HunPosTaggerWrapper - HeidelTime/heideltime GitHub Wiki

Table of contents

Introduction and Requirements

This section explains how to use the HunPosTaggerWrapper Analysis Engine created by Luka Skukan.

Its primary use for us has been annotating documents in Croatian, but it should work with any model file you supply it with.

The HunPosTaggerWrapper Analysis Engine creates tokenization as well as part-of-speech annotations. If used with HeidelTime, it must be present in the workflow and be executed before HeidelTime, as HeidelTime requires at the very least the HunPosTaggerWrapper's sentence tokenization output.

To process documents with HunPosTaggerWrapper, you will need to download a version of it for your operating system from https://code.google.com/p/hunpos.

In order to process documents in Croatian, you should get a copy of the model file (model.hunpos.mte5.defnpout) from here http://nlp.ffzg.hr/resources/models/tagging/.

Environment setup

The HunPosTaggerWrapper requires an environment variable to be set in order to find the HunPos binary and model file.

Use this command to set the HUNPOS_HOME environment variable to the HunPos folder, e.g.:

  # for unixoid systems, e.g., Linux and MacOS X
  $ export HUNPOS_HOME=/path/to/hunpos/
  
  # for Windows systems
  > set HUNPOS_HOME=c:\path\to\hunpos\

Whenever you run a UIMA pipeline with the HunPosTaggerWrapper in it, this variable needs to be present, so it makes sense to make it permanent by adding it to your .bashrc file or similar.

Configuration for the UIMA pipeline

The HunPosTaggerWrapper's descriptor resides in $HEIDELTIME_HOME/desc/annotator/HunPosTaggerWrapper.xml.

Once you add it to your workflow, you can configure the following parameters.
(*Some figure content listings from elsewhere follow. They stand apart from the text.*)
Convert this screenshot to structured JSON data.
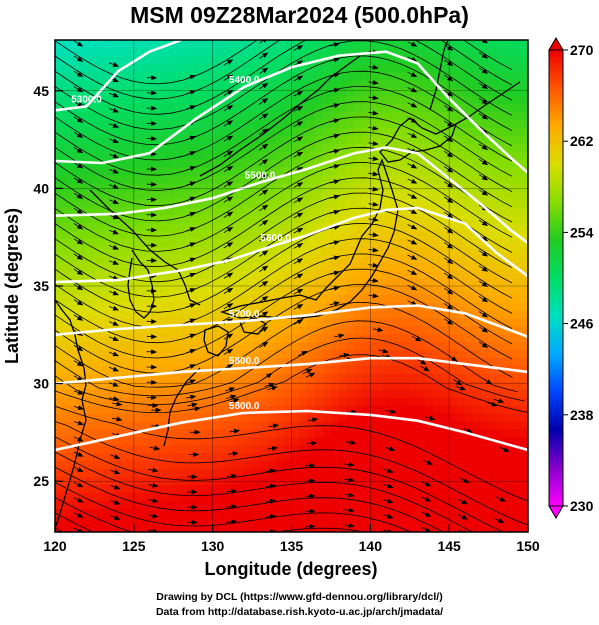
{
  "title": "MSM 09Z28Mar2024 (500.0hPa)",
  "xaxis": {
    "label": "Longitude (degrees)",
    "range": [
      120,
      150
    ],
    "ticks": [
      "120",
      "125",
      "130",
      "135",
      "140",
      "145",
      "150"
    ]
  },
  "yaxis": {
    "label": "Latitude  (degrees)",
    "range": [
      22.4,
      47.6
    ],
    "ticks": [
      "25",
      "30",
      "35",
      "40",
      "45"
    ]
  },
  "colorbar": {
    "min": 230,
    "max": 270,
    "ticks": [
      "270",
      "262",
      "254",
      "246",
      "238",
      "230"
    ],
    "palette": [
      "#ff00ff",
      "#8800cc",
      "#0000aa",
      "#0044ff",
      "#00aaff",
      "#00e0c0",
      "#00dd66",
      "#22cc22",
      "#88dd00",
      "#dddd00",
      "#ffaa00",
      "#ff5500",
      "#ee0000"
    ]
  },
  "contours": [
    {
      "label": "5300.0",
      "points": [
        [
          120,
          44.0
        ],
        [
          122,
          44.2
        ],
        [
          124,
          46.0
        ],
        [
          126,
          47.0
        ],
        [
          128,
          47.6
        ]
      ]
    },
    {
      "label": "5400.0",
      "points": [
        [
          120,
          41.4
        ],
        [
          123,
          41.3
        ],
        [
          126,
          41.8
        ],
        [
          129,
          43.6
        ],
        [
          132,
          45.2
        ],
        [
          135,
          46.2
        ],
        [
          138,
          46.8
        ],
        [
          141,
          47.0
        ],
        [
          143,
          46.4
        ],
        [
          145,
          44.6
        ],
        [
          147,
          43.0
        ],
        [
          149,
          41.5
        ],
        [
          150,
          40.8
        ]
      ]
    },
    {
      "label": "5500.0",
      "points": [
        [
          120,
          38.6
        ],
        [
          124,
          38.7
        ],
        [
          127,
          39.0
        ],
        [
          130,
          39.5
        ],
        [
          133,
          40.3
        ],
        [
          136,
          41.0
        ],
        [
          139,
          41.8
        ],
        [
          141,
          42.1
        ],
        [
          143,
          41.8
        ],
        [
          145,
          40.5
        ],
        [
          147,
          39.2
        ],
        [
          149,
          37.8
        ],
        [
          150,
          37.2
        ]
      ]
    },
    {
      "label": "5600.0",
      "points": [
        [
          120,
          35.2
        ],
        [
          124,
          35.3
        ],
        [
          128,
          35.8
        ],
        [
          131,
          36.3
        ],
        [
          134,
          37.1
        ],
        [
          136,
          37.6
        ],
        [
          139,
          38.5
        ],
        [
          141,
          38.9
        ],
        [
          143,
          39.0
        ],
        [
          146,
          38.2
        ],
        [
          148,
          36.7
        ],
        [
          150,
          35.5
        ]
      ]
    },
    {
      "label": "5700.0",
      "points": [
        [
          120,
          32.5
        ],
        [
          124,
          32.8
        ],
        [
          128,
          33.0
        ],
        [
          132,
          33.2
        ],
        [
          136,
          33.5
        ],
        [
          140,
          33.9
        ],
        [
          143,
          34.0
        ],
        [
          146,
          33.6
        ],
        [
          148,
          33.0
        ],
        [
          150,
          32.4
        ]
      ]
    },
    {
      "label": "5800.0",
      "points": [
        [
          120,
          30.0
        ],
        [
          124,
          30.3
        ],
        [
          128,
          30.6
        ],
        [
          132,
          30.8
        ],
        [
          136,
          31.0
        ],
        [
          140,
          31.3
        ],
        [
          143,
          31.3
        ],
        [
          146,
          31.0
        ],
        [
          150,
          30.6
        ]
      ]
    },
    {
      "label": "5800.0",
      "points": [
        [
          120,
          26.6
        ],
        [
          124,
          27.3
        ],
        [
          128,
          28.0
        ],
        [
          132,
          28.5
        ],
        [
          136,
          28.6
        ],
        [
          140,
          28.4
        ],
        [
          143,
          28.1
        ],
        [
          146,
          27.5
        ],
        [
          150,
          26.6
        ]
      ]
    }
  ],
  "credits": {
    "line1": "Drawing by DCL (https://www.gfd-dennou.org/library/dcl/)",
    "line2": "Data from http://database.rish.kyoto-u.ac.jp/arch/jmadata/"
  }
}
  • Model_path: this must be set to the name of the model tagger file you wish to use, or the full path relative to HUNPOS_ROOT. Example: model.hunpos.mte5.defnpout or ../model-files/model.hunpos.mte5.defnpout
  • Language: this allows you to set the language file to be annotated.
  • Annotate_tokens: controls whether or not Token Annotations will be added to the pipeline.
  • Annotate_sentences: controls whether or not Sentence Annotations will be added to the pipeline. Note that HeidelTime requires these to perform any work at all.
  • Annotate_pos: controls whether or not part-of-speech information will be added to Token Annotations.